Aus dem Info-Faltblatt der Stadt Ulm zur Lobby-Card:

"... Leuten mit wenig Geld soll in einer weitgespannten bürgerschaftlichen Aktion geholfen werden. Das Ziel: Auch wer über weniger als die Hälfte des Durchschnittseinkommens verfügen kann und damit nach europäischer Definition als arm gilt, soll am öffentlichen und kulturellen Leben teilhaben können. Die Lobby-Card soll ihren ansonsten benachteiligten Inhaber(inne)n Türen öffnen, Rabatte ermöglichen, zu erschwinglichen Preisen verhelfen. Wer die Lobby-Card akzeptiert, hilft mit, die Folgen der schlechten wirtschaftlichen Entwicklung abzufedern, versteht sich als Teil einer Lobby für die Leute, die sonst keine Lobby haben. Eine Utopie? Eine Schnapsidee? Ulm will neue Wege gehen. Die Lobby-Card ist ein neuer Weg!"

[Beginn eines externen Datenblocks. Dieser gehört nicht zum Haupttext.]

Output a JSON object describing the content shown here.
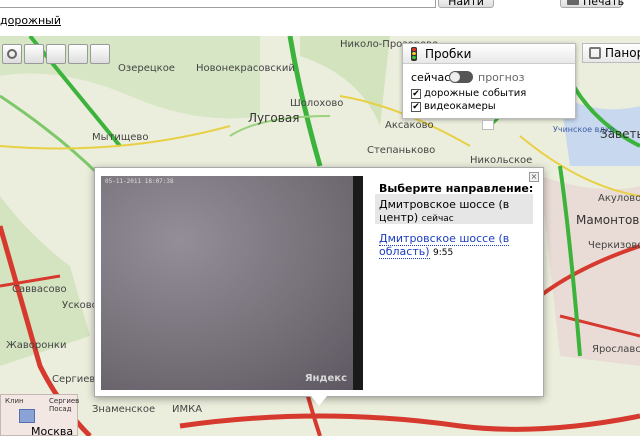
{
  "topbar": {
    "find_label": "Найти",
    "print_label": "Печать",
    "road_link": "дорожный"
  },
  "traffic": {
    "title": "Пробки",
    "now": "сейчас",
    "forecast": "прогноз",
    "events_label": "дорожные события",
    "events_checked": true,
    "cams_label": "видеокамеры",
    "cams_checked": true
  },
  "panorama": {
    "label": "Панорам"
  },
  "camera": {
    "stamp": "05-11-2011 18:07:38",
    "watermark": "Яндекс",
    "title": "Выберите направление:",
    "dir1_label": "Дмитровское шоссе (в центр)",
    "dir1_time": "сейчас",
    "dir2_label": "Дмитровское шоссе (в область)",
    "dir2_time": "9:55",
    "close": "×"
  },
  "map": {
    "labels": {
      "ozerechie": "Озерецкое",
      "novonekrasovsky": "Новонекрасовский",
      "nikolo_prozorovo": "Николо-Прозорово",
      "sholokhovo": "Шолохово",
      "lugovaya": "Луговая",
      "akisovo": "Аксаково",
      "mytishchevo": "Мытищево",
      "stepankovo": "Степаньково",
      "nikolskoe": "Никольское",
      "uchinsk": "Учинское вдхр.",
      "zavety": "Заветы",
      "akulovo": "Акулово",
      "mamontovka": "Мамонтовка Пр",
      "cherkizovo": "Черкизово",
      "savvasovo": "Саввасово",
      "uskovo": "Усково",
      "zhavoronki": "Жаворонки",
      "sergeevo": "Сергиево",
      "ramenskoe": "Ярославское",
      "moskva_mini": "Москва",
      "klin": "Клин",
      "sergiev": "Сергиев Посад",
      "znamenskoe": "Знаменское",
      "mirage": "ИМКА"
    },
    "colors": {
      "green": "#3cb43c",
      "red": "#d63a2e",
      "yellow": "#e7d044"
    }
  }
}
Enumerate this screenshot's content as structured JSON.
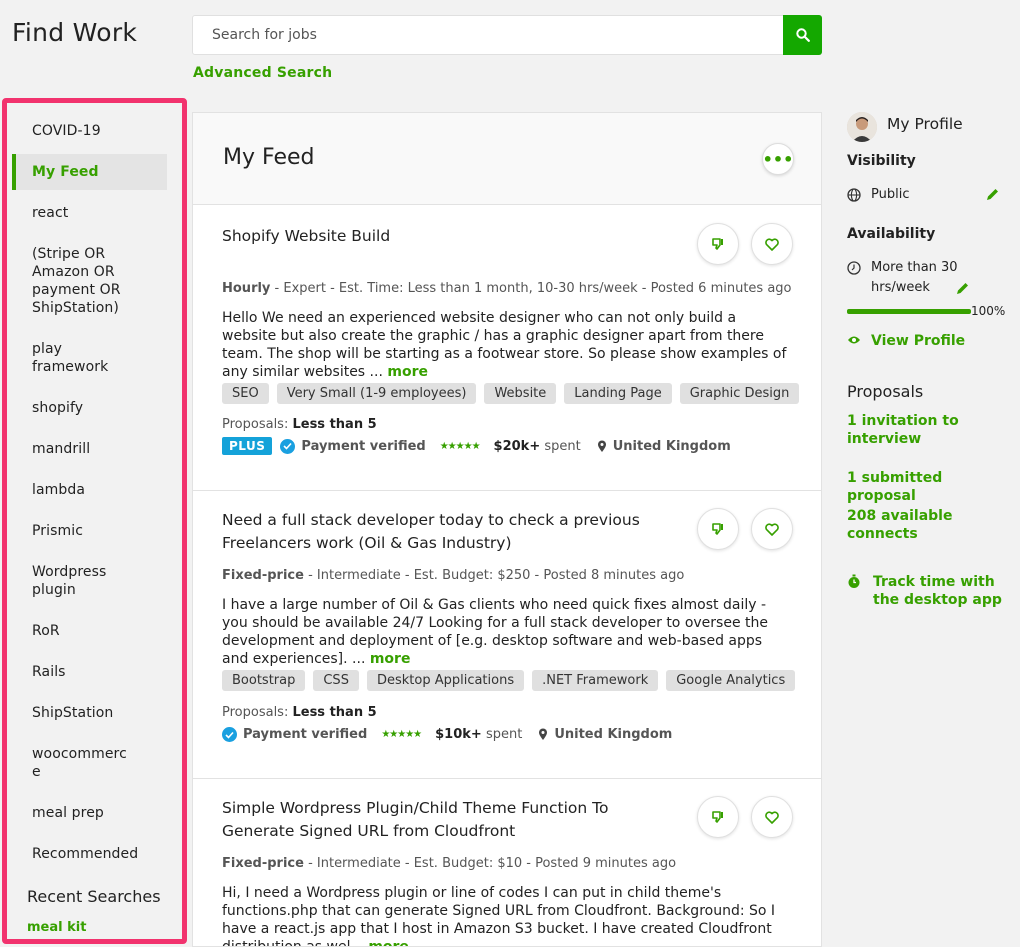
{
  "header": {
    "title": "Find Work",
    "search_placeholder": "Search for jobs",
    "advanced_search": "Advanced Search"
  },
  "sidebar": {
    "items": [
      {
        "label": "COVID-19"
      },
      {
        "label": "My Feed",
        "active": true
      },
      {
        "label": "react"
      },
      {
        "label": "(Stripe OR Amazon OR payment OR ShipStation)"
      },
      {
        "label": "play framework"
      },
      {
        "label": "shopify"
      },
      {
        "label": "mandrill"
      },
      {
        "label": "lambda"
      },
      {
        "label": "Prismic"
      },
      {
        "label": "Wordpress plugin"
      },
      {
        "label": "RoR"
      },
      {
        "label": "Rails"
      },
      {
        "label": "ShipStation"
      },
      {
        "label": "woocommerce"
      },
      {
        "label": "meal prep"
      },
      {
        "label": "Recommended"
      }
    ],
    "recent_searches_title": "Recent Searches",
    "recent_searches": [
      "meal kit"
    ]
  },
  "feed": {
    "title": "My Feed",
    "more_icon": "ellipsis-icon",
    "jobs": [
      {
        "title": "Shopify Website Build",
        "type": "Hourly",
        "meta_rest": " - Expert - Est. Time: Less than 1 month, 10-30 hrs/week - Posted 6 minutes ago",
        "description": "Hello We need an experienced website designer who can not only build a website but also create the graphic / has a graphic designer apart from there team. The shop will be starting as a footwear store. So please show examples of any similar websites ... ",
        "more": "more",
        "tags": [
          "SEO",
          "Very Small (1-9 employees)",
          "Website",
          "Landing Page",
          "Graphic Design"
        ],
        "proposals_label": "Proposals: ",
        "proposals_value": "Less than 5",
        "plus": "PLUS",
        "payment": "Payment verified",
        "stars": "★★★★★",
        "spent_amount": "$20k+",
        "spent_label": " spent",
        "location": "United Kingdom"
      },
      {
        "title": "Need a full stack developer today to check a previous Freelancers work (Oil & Gas Industry)",
        "type": "Fixed-price",
        "meta_rest": " - Intermediate - Est. Budget: $250 - Posted 8 minutes ago",
        "description": "I have a large number of Oil & Gas clients who need quick fixes almost daily - you should be available 24/7 Looking for a full stack developer to oversee the development and deployment of [e.g. desktop software and web-based apps and experiences]. ... ",
        "more": "more",
        "tags": [
          "Bootstrap",
          "CSS",
          "Desktop Applications",
          ".NET Framework",
          "Google Analytics"
        ],
        "proposals_label": "Proposals: ",
        "proposals_value": "Less than 5",
        "payment": "Payment verified",
        "stars": "★★★★★",
        "spent_amount": "$10k+",
        "spent_label": " spent",
        "location": "United Kingdom"
      },
      {
        "title": "Simple Wordpress Plugin/Child Theme Function To Generate Signed URL from Cloudfront",
        "type": "Fixed-price",
        "meta_rest": " - Intermediate - Est. Budget: $10 - Posted 9 minutes ago",
        "description": "Hi, I need a Wordpress plugin or line of codes I can put in child theme's functions.php that can generate Signed URL from Cloudfront. Background: So I have a react.js app that I host in Amazon S3 bucket. I have created Cloudfront distribution as wel... ",
        "more": "more"
      }
    ]
  },
  "profile": {
    "title": "My Profile",
    "visibility_title": "Visibility",
    "visibility_value": "Public",
    "availability_title": "Availability",
    "availability_value": "More than 30 hrs/week",
    "availability_fraction": 1.0,
    "availability_pct": "100%",
    "view_profile": "View Profile",
    "proposals_title": "Proposals",
    "invitations": "1 invitation to interview",
    "submitted": "1 submitted proposal",
    "connects": "208 available connects",
    "track_time": "Track time with the desktop app"
  },
  "colors": {
    "accent": "#37a000",
    "search_button": "#14a800",
    "plus_badge": "#14a2d9",
    "highlight": "#f2336e"
  }
}
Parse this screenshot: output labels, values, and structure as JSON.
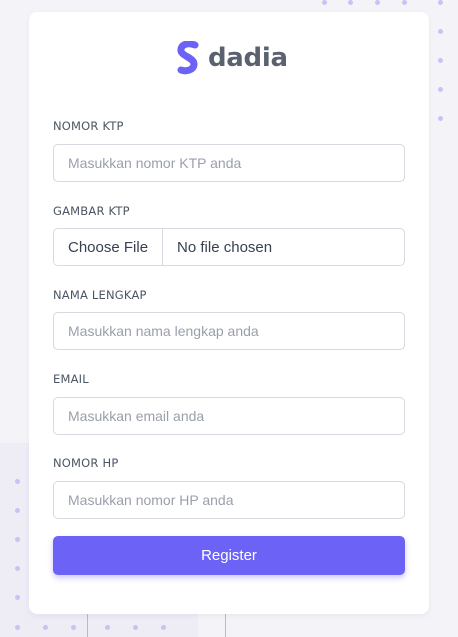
{
  "brand": {
    "name": "dadia",
    "logo_icon": "dadia-s-logo-icon",
    "logo_color": "#6c63f6"
  },
  "form": {
    "fields": [
      {
        "label": "NOMOR KTP",
        "placeholder": "Masukkan nomor KTP anda",
        "type": "text"
      },
      {
        "label": "GAMBAR KTP",
        "type": "file",
        "button_label": "Choose File",
        "status": "No file chosen"
      },
      {
        "label": "NAMA LENGKAP",
        "placeholder": "Masukkan nama lengkap anda",
        "type": "text"
      },
      {
        "label": "EMAIL",
        "placeholder": "Masukkan email anda",
        "type": "text"
      },
      {
        "label": "NOMOR HP",
        "placeholder": "Masukkan nomor HP anda",
        "type": "text"
      }
    ],
    "submit_label": "Register"
  },
  "colors": {
    "accent": "#6c63f6",
    "background": "#f4f4f8",
    "card": "#ffffff",
    "dots": "#c7c3f5"
  }
}
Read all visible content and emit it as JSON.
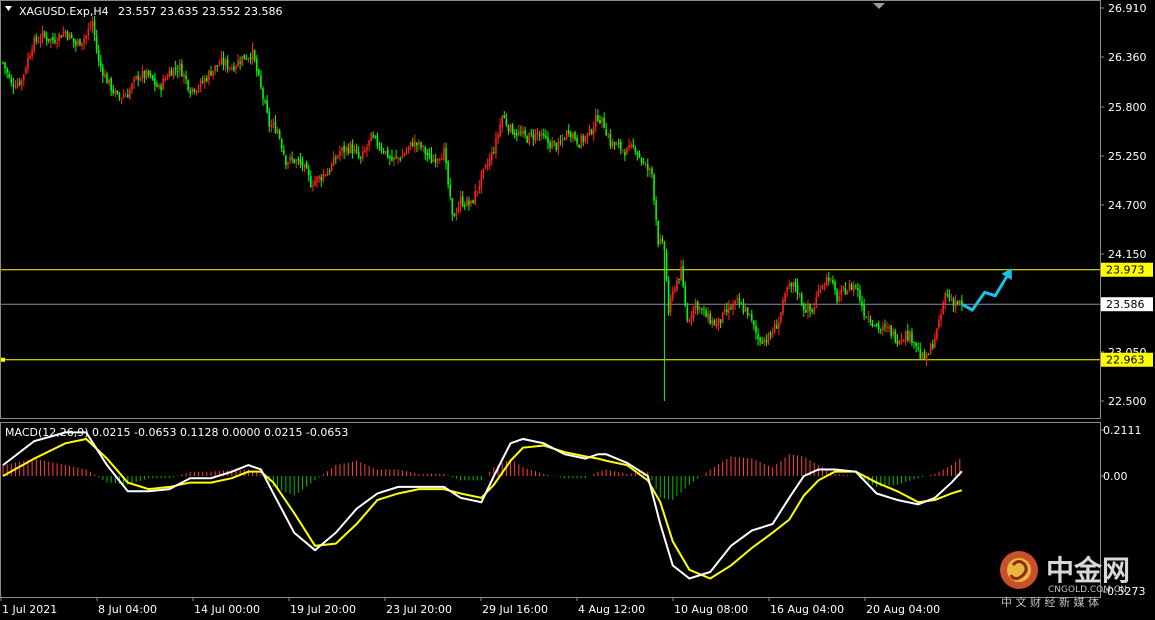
{
  "header": {
    "symbol_label": "XAGUSD.Exp,H4",
    "ohlc": "23.557 23.635 23.552 23.586",
    "menu_icon": "triangle-down-icon",
    "corner_icon": "triangle-down-icon"
  },
  "macd_header": {
    "label": "MACD(12,26,9) 0.0215 -0.0653 0.1128 0.0000 0.0215 -0.0653"
  },
  "watermark": {
    "brand": "中金网",
    "domain": "CNGOLD.COM.CN",
    "tagline": "中 文 财 经 新 媒 体",
    "logo_icon": "cngold-logo-icon"
  },
  "colors": {
    "background": "#000000",
    "bull": "#ff2020",
    "bear": "#00ff00",
    "level_line": "#ffff00",
    "current_line": "#8c8caa",
    "macd_line": "#ffffff",
    "signal_line": "#ffff00",
    "hist_pos": "#ff4040",
    "hist_neg": "#00c000",
    "arrow": "#19c3e6"
  },
  "chart_data": [
    {
      "type": "candlestick",
      "symbol": "XAGUSD.Exp",
      "timeframe": "H4",
      "ylim": [
        22.25,
        27.05
      ],
      "y_ticks": [
        "26.910",
        "26.360",
        "25.800",
        "25.250",
        "24.700",
        "24.150",
        "23.050",
        "22.500"
      ],
      "x_ticks": [
        "1 Jul 2021",
        "8 Jul 04:00",
        "14 Jul 00:00",
        "19 Jul 20:00",
        "23 Jul 20:00",
        "29 Jul 16:00",
        "4 Aug 12:00",
        "10 Aug 08:00",
        "16 Aug 04:00",
        "20 Aug 04:00"
      ],
      "horizontal_levels": [
        {
          "value": 23.973,
          "label": "23.973",
          "style": "level"
        },
        {
          "value": 23.586,
          "label": "23.586",
          "style": "current"
        },
        {
          "value": 22.963,
          "label": "22.963",
          "style": "level"
        }
      ],
      "close_path": [
        [
          0,
          26.3
        ],
        [
          4,
          26.05
        ],
        [
          9,
          26.1
        ],
        [
          14,
          26.5
        ],
        [
          19,
          26.6
        ],
        [
          24,
          26.55
        ],
        [
          30,
          26.65
        ],
        [
          35,
          26.5
        ],
        [
          40,
          26.6
        ],
        [
          43,
          26.75
        ],
        [
          46,
          26.3
        ],
        [
          50,
          26.1
        ],
        [
          55,
          25.9
        ],
        [
          60,
          25.95
        ],
        [
          65,
          26.15
        ],
        [
          70,
          26.15
        ],
        [
          75,
          26.0
        ],
        [
          80,
          26.2
        ],
        [
          85,
          26.25
        ],
        [
          90,
          26.0
        ],
        [
          95,
          26.05
        ],
        [
          100,
          26.2
        ],
        [
          105,
          26.3
        ],
        [
          110,
          26.25
        ],
        [
          115,
          26.35
        ],
        [
          120,
          26.4
        ],
        [
          124,
          26.0
        ],
        [
          128,
          25.6
        ],
        [
          132,
          25.55
        ],
        [
          136,
          25.2
        ],
        [
          140,
          25.2
        ],
        [
          144,
          25.15
        ],
        [
          148,
          24.95
        ],
        [
          152,
          25.0
        ],
        [
          157,
          25.1
        ],
        [
          162,
          25.3
        ],
        [
          167,
          25.35
        ],
        [
          172,
          25.2
        ],
        [
          177,
          25.45
        ],
        [
          182,
          25.35
        ],
        [
          187,
          25.2
        ],
        [
          192,
          25.25
        ],
        [
          197,
          25.4
        ],
        [
          201,
          25.35
        ],
        [
          206,
          25.2
        ],
        [
          212,
          25.3
        ],
        [
          216,
          24.55
        ],
        [
          220,
          24.75
        ],
        [
          225,
          24.7
        ],
        [
          230,
          25.0
        ],
        [
          234,
          25.2
        ],
        [
          237,
          25.4
        ],
        [
          240,
          25.7
        ],
        [
          244,
          25.55
        ],
        [
          248,
          25.5
        ],
        [
          252,
          25.45
        ],
        [
          257,
          25.5
        ],
        [
          262,
          25.4
        ],
        [
          267,
          25.35
        ],
        [
          272,
          25.55
        ],
        [
          277,
          25.4
        ],
        [
          282,
          25.5
        ],
        [
          286,
          25.7
        ],
        [
          289,
          25.6
        ],
        [
          292,
          25.4
        ],
        [
          296,
          25.35
        ],
        [
          300,
          25.3
        ],
        [
          304,
          25.35
        ],
        [
          308,
          25.15
        ],
        [
          312,
          25.05
        ],
        [
          315,
          24.3
        ],
        [
          318,
          24.2
        ],
        [
          320,
          23.5
        ],
        [
          323,
          23.8
        ],
        [
          326,
          23.95
        ],
        [
          329,
          23.4
        ],
        [
          333,
          23.6
        ],
        [
          338,
          23.45
        ],
        [
          343,
          23.35
        ],
        [
          348,
          23.5
        ],
        [
          353,
          23.6
        ],
        [
          358,
          23.5
        ],
        [
          363,
          23.2
        ],
        [
          368,
          23.2
        ],
        [
          373,
          23.4
        ],
        [
          377,
          23.75
        ],
        [
          381,
          23.8
        ],
        [
          385,
          23.55
        ],
        [
          389,
          23.5
        ],
        [
          393,
          23.8
        ],
        [
          397,
          23.9
        ],
        [
          401,
          23.65
        ],
        [
          405,
          23.75
        ],
        [
          410,
          23.8
        ],
        [
          414,
          23.5
        ],
        [
          418,
          23.4
        ],
        [
          422,
          23.3
        ],
        [
          426,
          23.3
        ],
        [
          430,
          23.2
        ],
        [
          434,
          23.25
        ],
        [
          438,
          23.2
        ],
        [
          441,
          23.0
        ],
        [
          444,
          22.97
        ],
        [
          447,
          23.15
        ],
        [
          450,
          23.35
        ],
        [
          453,
          23.7
        ],
        [
          457,
          23.62
        ],
        [
          461,
          23.586
        ]
      ],
      "price_range": [
        22.5,
        26.8
      ],
      "events": [
        {
          "type": "spike_low",
          "at": 318,
          "value": 22.5
        },
        {
          "type": "projection_arrow",
          "points": [
            [
              461,
              23.586
            ],
            [
              466,
              23.52
            ],
            [
              472,
              23.72
            ],
            [
              477,
              23.68
            ],
            [
              484,
              23.95
            ]
          ]
        }
      ]
    },
    {
      "type": "macd",
      "title": "MACD(12,26,9)",
      "params": {
        "fast": 12,
        "slow": 26,
        "signal": 9
      },
      "values": [
        0.0215,
        -0.0653,
        0.1128,
        0.0,
        0.0215,
        -0.0653
      ],
      "ylim": [
        -0.5273,
        0.2111
      ],
      "y_ticks": [
        "0.2111",
        "0.00",
        "-0.5273"
      ],
      "macd_series": [
        [
          0,
          0.05
        ],
        [
          15,
          0.16
        ],
        [
          30,
          0.2
        ],
        [
          40,
          0.2
        ],
        [
          50,
          0.05
        ],
        [
          60,
          -0.07
        ],
        [
          70,
          -0.07
        ],
        [
          80,
          -0.06
        ],
        [
          90,
          -0.01
        ],
        [
          100,
          -0.01
        ],
        [
          110,
          0.02
        ],
        [
          118,
          0.05
        ],
        [
          124,
          0.03
        ],
        [
          130,
          -0.08
        ],
        [
          140,
          -0.26
        ],
        [
          150,
          -0.34
        ],
        [
          160,
          -0.26
        ],
        [
          170,
          -0.15
        ],
        [
          180,
          -0.08
        ],
        [
          190,
          -0.05
        ],
        [
          200,
          -0.05
        ],
        [
          212,
          -0.05
        ],
        [
          220,
          -0.1
        ],
        [
          230,
          -0.12
        ],
        [
          236,
          0.0
        ],
        [
          244,
          0.15
        ],
        [
          250,
          0.17
        ],
        [
          260,
          0.15
        ],
        [
          270,
          0.1
        ],
        [
          280,
          0.08
        ],
        [
          286,
          0.1
        ],
        [
          290,
          0.1
        ],
        [
          300,
          0.06
        ],
        [
          310,
          0.0
        ],
        [
          316,
          -0.22
        ],
        [
          322,
          -0.41
        ],
        [
          330,
          -0.47
        ],
        [
          340,
          -0.44
        ],
        [
          350,
          -0.32
        ],
        [
          360,
          -0.25
        ],
        [
          370,
          -0.22
        ],
        [
          378,
          -0.1
        ],
        [
          385,
          0.0
        ],
        [
          392,
          0.03
        ],
        [
          400,
          0.03
        ],
        [
          410,
          0.02
        ],
        [
          420,
          -0.08
        ],
        [
          430,
          -0.11
        ],
        [
          440,
          -0.13
        ],
        [
          448,
          -0.1
        ],
        [
          456,
          -0.03
        ],
        [
          461,
          0.0215
        ]
      ],
      "signal_series": [
        [
          0,
          0.0
        ],
        [
          15,
          0.08
        ],
        [
          30,
          0.15
        ],
        [
          40,
          0.17
        ],
        [
          50,
          0.08
        ],
        [
          60,
          -0.03
        ],
        [
          70,
          -0.06
        ],
        [
          80,
          -0.05
        ],
        [
          90,
          -0.03
        ],
        [
          100,
          -0.03
        ],
        [
          110,
          -0.01
        ],
        [
          118,
          0.02
        ],
        [
          124,
          0.02
        ],
        [
          130,
          -0.03
        ],
        [
          140,
          -0.17
        ],
        [
          150,
          -0.32
        ],
        [
          160,
          -0.31
        ],
        [
          170,
          -0.22
        ],
        [
          180,
          -0.11
        ],
        [
          190,
          -0.08
        ],
        [
          200,
          -0.06
        ],
        [
          212,
          -0.06
        ],
        [
          220,
          -0.08
        ],
        [
          230,
          -0.1
        ],
        [
          236,
          -0.04
        ],
        [
          244,
          0.07
        ],
        [
          250,
          0.13
        ],
        [
          260,
          0.14
        ],
        [
          270,
          0.11
        ],
        [
          280,
          0.09
        ],
        [
          286,
          0.08
        ],
        [
          290,
          0.07
        ],
        [
          300,
          0.05
        ],
        [
          310,
          -0.02
        ],
        [
          316,
          -0.12
        ],
        [
          322,
          -0.3
        ],
        [
          330,
          -0.43
        ],
        [
          340,
          -0.47
        ],
        [
          350,
          -0.41
        ],
        [
          360,
          -0.33
        ],
        [
          370,
          -0.26
        ],
        [
          378,
          -0.2
        ],
        [
          385,
          -0.09
        ],
        [
          392,
          -0.02
        ],
        [
          400,
          0.02
        ],
        [
          410,
          0.02
        ],
        [
          420,
          -0.03
        ],
        [
          430,
          -0.07
        ],
        [
          440,
          -0.12
        ],
        [
          448,
          -0.11
        ],
        [
          456,
          -0.08
        ],
        [
          461,
          -0.0653
        ]
      ]
    }
  ]
}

Die Lobby-Card wird durch das Sozial- und Jugendamt der Stadt Ulm für jeweils ein Jahr ausgestellt. Das Amt nimmt die Anträge entgegen und prüft, ob die Antragsteller(innen) die Voraussetzungen erfüllen. Das Amt hält in jedem einzelnen Falle fest, an wen eine Lobby-Card ausgegeben wurde. Der Inhaber soll sich mit seiner Lobby-Card zweifelsfrei ausweisen können. Deshalb wird sie mit Paßbild, Geburtsdatum und Unterschrift versehen sein.

Wir sind logischerweise dabei: Lobby-Card-InhaberInnen zahlen je nach Kategorie 4, 5 oder 6 Euro statt 17, 19 oder 22 Euro.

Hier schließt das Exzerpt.